A "marquee" coach was promised but Matt Elliott arrived instead and when he moved on (his departure presented by the club as a resignation when everyone knew it was a sacking), the club was on its fifth coach in two years with Andrew McFadden. Watson said McFadden was the one he'd had his eye on all along. Give us a break.
This all came after one of the most successful regimes — coach Ivan Cleary and director of football John Hart — was farewelled by the club. CEO Wayne Scurrah blamed "inaccurate reporting" and maintained Cleary wanted to leave. Cleary said he never wanted to leave. Club sources said he got an offer from Penrith but the Warriors decided against matching or bettering it.
Current CEO Jim Doyle seems a straight shooter and McFadden has done okay — at least before the wheels fell off this year, sparked by injuries to Shaun Johnson, Ryan Hoffman, Thomas Leuluai, Manu Vatuvei and the shoulder-charge absence of the vital Ben Matulino.
But, as it became clear the Warriors' season had run out of gas, out it came. McFadden talked about the mess he discovered when he arrived and lack of professionalism in some players; reports had him saying some were not up to NRL standard. It's an old ploy or temptation — under pressure, return to inherited mistakes to explain the present. Governments do it all the time — ramping back issues of the day to "when the Labour government was in power".
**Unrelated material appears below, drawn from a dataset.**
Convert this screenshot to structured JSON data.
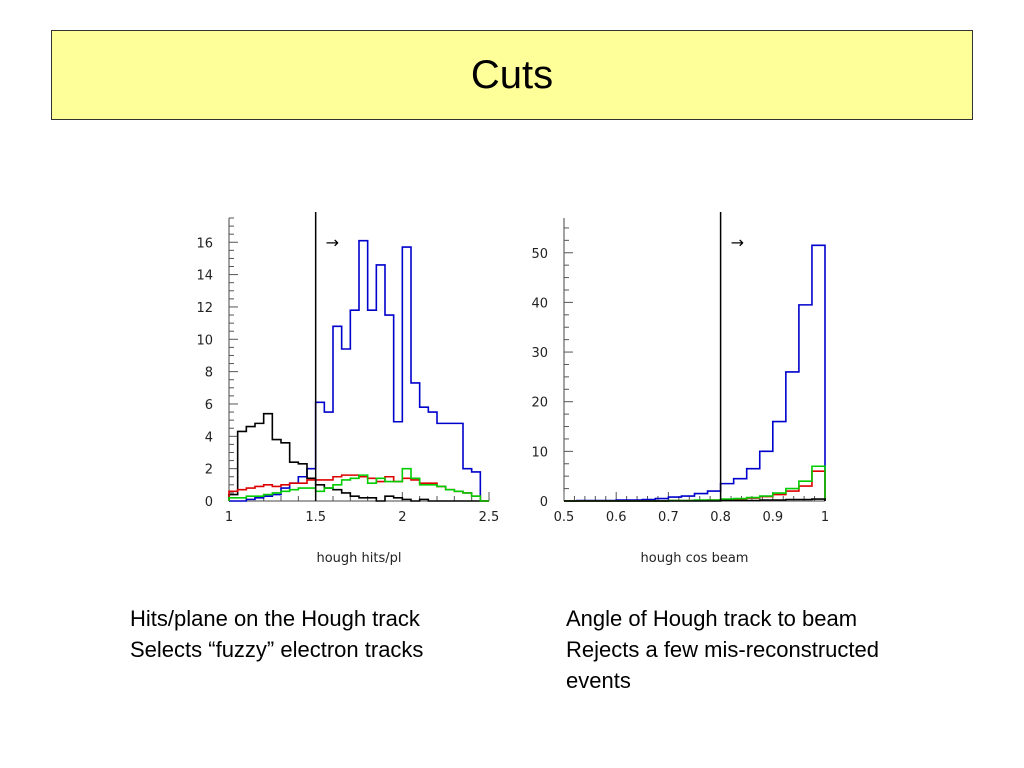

Warriors fans deserve more; there should be defiance, something more upbeat than the rather weary acceptance we have seen in recent weeks. Hoffman, indisputably a professional, said: "Players are starting to realise what it takes to be a rugby league player. Previously, there have been a few people that have liked the idea of being a professional rugby league player, but not exactly what it takes to actually be one."
Hoffman says the team culture is getting better. Discipline, punctuality and weight management are among the failings, allegedly — schoolboy stuff which should have been inculcated years ago. Players turning up 10kg overweight is their failure but Warriors fans must despair at times. This has been going on for years and only the Cleary-Hart era has ever looked like delivering the professional consistency required.
Fullback Sam Tomkin's contention the club lacked professionalism came a week earlier — the same Tomkins who is sodding off to Britain after feeling homesick. Somehow, don't think you'll find a chapter on homesickness in the Handbook Of Professional Sport. Tomkins has been a disappointment; he has not adapted well to the NRL and, while it is certain he meant well with his professionalism remarks, the irony of his departure is inescapable.
Ironic, too, the finger is being pointed at some of the younger players because the Warriors, up to now, have cast themselves largely as a development club, the best example of which is Johnson, without whom they look bereft.
I said with some delight, when they beat Melbourne only a few short weeks ago, they seemed to have developed depth. After that came the 24-0 loss to the Roosters. A good team, the Roosters, judgement suspended; then the 32-12 loss to an ailing Manly, the Sharks out-gutsed them 18-14 and then the 36-0 drubbing by an average Dragons team before last weekend's loss to Cleary's Panthers and last night's 19-12.
What is besetting them is a familiar complaint: mental toughness or the lack thereof in a truly tough NRL season. Against the Dragons, the Warriors looked like a side with lost belief; deciding, in their sub-conscious, their season was over as much as Johnson's was. That's not what professionals do; professionals knuckle down when a star is dimmed and make sure the light is shone by someone else or everybody else.